Two panel comparisons were performed. First we selected 60 individuals that are found in both the NYCG1KG and HGDP1KG panels and imputed them using GLIMPSE2 with either panel in a “leave-one-out” manner, meaning the target individual was removed from the reference panel, and downsampled to 1x coverage for imputation. For efficiency we only performed this analysis on chromosome 20. This same design (leave-one-out on the same 60 individuals for chromosome 20) was used in our recent preprint. Figure 1 contrasts panel performance. The metric we evaluated was the imputation r2, which is the squared Pearson correlation coefficient between the imputed genotype and the truth genotypes provided by the high coverage genotype calls. The aggregate imputation r2 among all 60 individuals is stratified by minor allele frequency (MAF) of the site in the respective reference panel. In the upper panel of Figure 1 the blue lines represent the HGDP1KG panel while the red lines represent the NYGC1KG panel. Solid lines represent the imputation r2 performance when considering all sites in the panel, while dashed lines represent imputation r2 performance at sites shared between both reference panels (~1.4M sites) on chromosome 20. The lower panel of the figure represents the imputation r2 difference between the HGDP1KG panel and the NYCG1KG panel results, again stratified by MAF.
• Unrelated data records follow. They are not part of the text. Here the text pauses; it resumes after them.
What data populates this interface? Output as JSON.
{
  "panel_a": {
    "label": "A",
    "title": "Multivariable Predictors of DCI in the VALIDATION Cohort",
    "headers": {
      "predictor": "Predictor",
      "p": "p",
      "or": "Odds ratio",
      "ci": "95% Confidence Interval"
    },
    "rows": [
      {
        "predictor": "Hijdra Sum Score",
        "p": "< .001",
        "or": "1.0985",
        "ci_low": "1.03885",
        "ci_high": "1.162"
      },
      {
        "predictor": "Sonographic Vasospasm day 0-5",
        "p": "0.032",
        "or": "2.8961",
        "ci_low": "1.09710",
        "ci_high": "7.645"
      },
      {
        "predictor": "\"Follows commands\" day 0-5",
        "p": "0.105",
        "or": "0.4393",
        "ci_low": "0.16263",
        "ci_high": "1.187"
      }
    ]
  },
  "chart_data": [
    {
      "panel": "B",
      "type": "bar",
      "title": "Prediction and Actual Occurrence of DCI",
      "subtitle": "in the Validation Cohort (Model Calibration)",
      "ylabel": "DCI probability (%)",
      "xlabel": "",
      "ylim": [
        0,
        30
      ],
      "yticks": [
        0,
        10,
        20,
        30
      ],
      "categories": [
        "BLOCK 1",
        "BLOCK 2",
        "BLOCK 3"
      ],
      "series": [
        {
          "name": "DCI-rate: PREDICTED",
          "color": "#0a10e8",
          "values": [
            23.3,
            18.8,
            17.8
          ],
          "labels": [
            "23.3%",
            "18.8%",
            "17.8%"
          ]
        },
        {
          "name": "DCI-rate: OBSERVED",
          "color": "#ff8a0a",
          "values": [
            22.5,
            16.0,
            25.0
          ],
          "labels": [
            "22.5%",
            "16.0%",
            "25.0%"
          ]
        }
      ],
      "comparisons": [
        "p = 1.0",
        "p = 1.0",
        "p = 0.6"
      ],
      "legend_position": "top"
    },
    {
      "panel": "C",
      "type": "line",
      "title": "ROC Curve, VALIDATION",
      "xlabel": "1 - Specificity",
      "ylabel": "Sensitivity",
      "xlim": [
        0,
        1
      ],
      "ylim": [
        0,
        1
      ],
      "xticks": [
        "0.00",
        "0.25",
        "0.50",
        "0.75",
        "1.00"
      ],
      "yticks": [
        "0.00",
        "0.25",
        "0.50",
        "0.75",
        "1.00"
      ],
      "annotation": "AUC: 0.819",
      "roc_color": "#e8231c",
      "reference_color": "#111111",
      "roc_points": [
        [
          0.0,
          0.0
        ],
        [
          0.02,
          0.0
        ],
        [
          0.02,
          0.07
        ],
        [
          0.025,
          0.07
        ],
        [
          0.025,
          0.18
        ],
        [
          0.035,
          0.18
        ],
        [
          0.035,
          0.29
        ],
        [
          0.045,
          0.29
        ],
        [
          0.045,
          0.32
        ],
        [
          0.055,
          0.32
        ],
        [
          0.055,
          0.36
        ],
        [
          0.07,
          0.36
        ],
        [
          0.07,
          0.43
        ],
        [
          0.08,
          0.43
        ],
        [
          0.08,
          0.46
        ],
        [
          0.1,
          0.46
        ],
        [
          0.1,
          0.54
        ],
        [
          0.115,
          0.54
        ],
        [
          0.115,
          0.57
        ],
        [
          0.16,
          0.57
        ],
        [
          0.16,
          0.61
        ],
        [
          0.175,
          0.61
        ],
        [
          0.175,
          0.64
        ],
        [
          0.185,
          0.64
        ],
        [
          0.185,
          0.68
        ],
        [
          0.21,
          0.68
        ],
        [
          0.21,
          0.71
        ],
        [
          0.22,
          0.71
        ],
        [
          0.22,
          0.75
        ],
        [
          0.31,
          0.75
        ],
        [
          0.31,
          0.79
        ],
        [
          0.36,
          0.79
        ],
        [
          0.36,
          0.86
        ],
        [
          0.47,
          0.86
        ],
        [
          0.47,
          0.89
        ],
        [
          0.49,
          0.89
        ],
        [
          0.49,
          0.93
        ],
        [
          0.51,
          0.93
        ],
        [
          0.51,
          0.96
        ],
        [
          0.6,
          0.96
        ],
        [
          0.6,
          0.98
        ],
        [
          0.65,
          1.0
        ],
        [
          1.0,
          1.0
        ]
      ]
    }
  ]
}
Figure 1: Aggregate imputation r2 performance comparison between HGDP1KG and NYGC1KG panels using leave-one-out analysis on 60 individuals at 1x genomic coverage. Top panel: raw imputation r2, bottom panel: r2 differences between panels.

The results from chromosome 20 were encouraging, so we went on to genome-wide tests of imputation performance, now using 116 individuals from the Simons Genome Diversity Project (SGDP), which are in neither the NYGC1KG or HGDP1KG panels. The SGDP individuals represent a diverse global sample of human genetic variation. These individuals were also downsampled to 1x genomic coverage and imputed with both panels. Finally we compared these imputed results against the “true” calls from high-coverage (~30x) genotype calls of the SGDP individuals again using imputation r2. Figure 2 shows these imputation r2 results aggregated across all 116 individuals. The layout of Figure 2 is identical to Figure 1, except that the MAFs used to stratify the results come from the SGDP. Genome-wide the two panels shared ~63.8M variants.

Figure 2: Aggregate imputation r2 performance comparison between HGDP1KG and NYGC1KG panels among 116 individuals from the SGDP downsampled to 1x genomic coverage. Top panel: raw imputation r2, bottom panel: r2 differences between panels.

Discussion

As is evident in the Figures 1 & 2, the new gnomAD_v3.1.2 release version of the HGDP1KG panel marks a significant improvement over the current gold-standard NYGC1KG panel. We see especially large imputation accuracy improvements at lower minor allele frequencies. Moreover, we see significant imputation performance gains even after filtering both panels to a common set of variants (dashed lines). From these results we conclude that the HGDP1KG panel offers a large set of high-quality genotype calls, and is a comprehensive improvement over the NYCG1KG panel for genotype imputation from low-pass sequences.

The new HGDP1KG panel is now available on the Gencove platform as our standard human reference panel.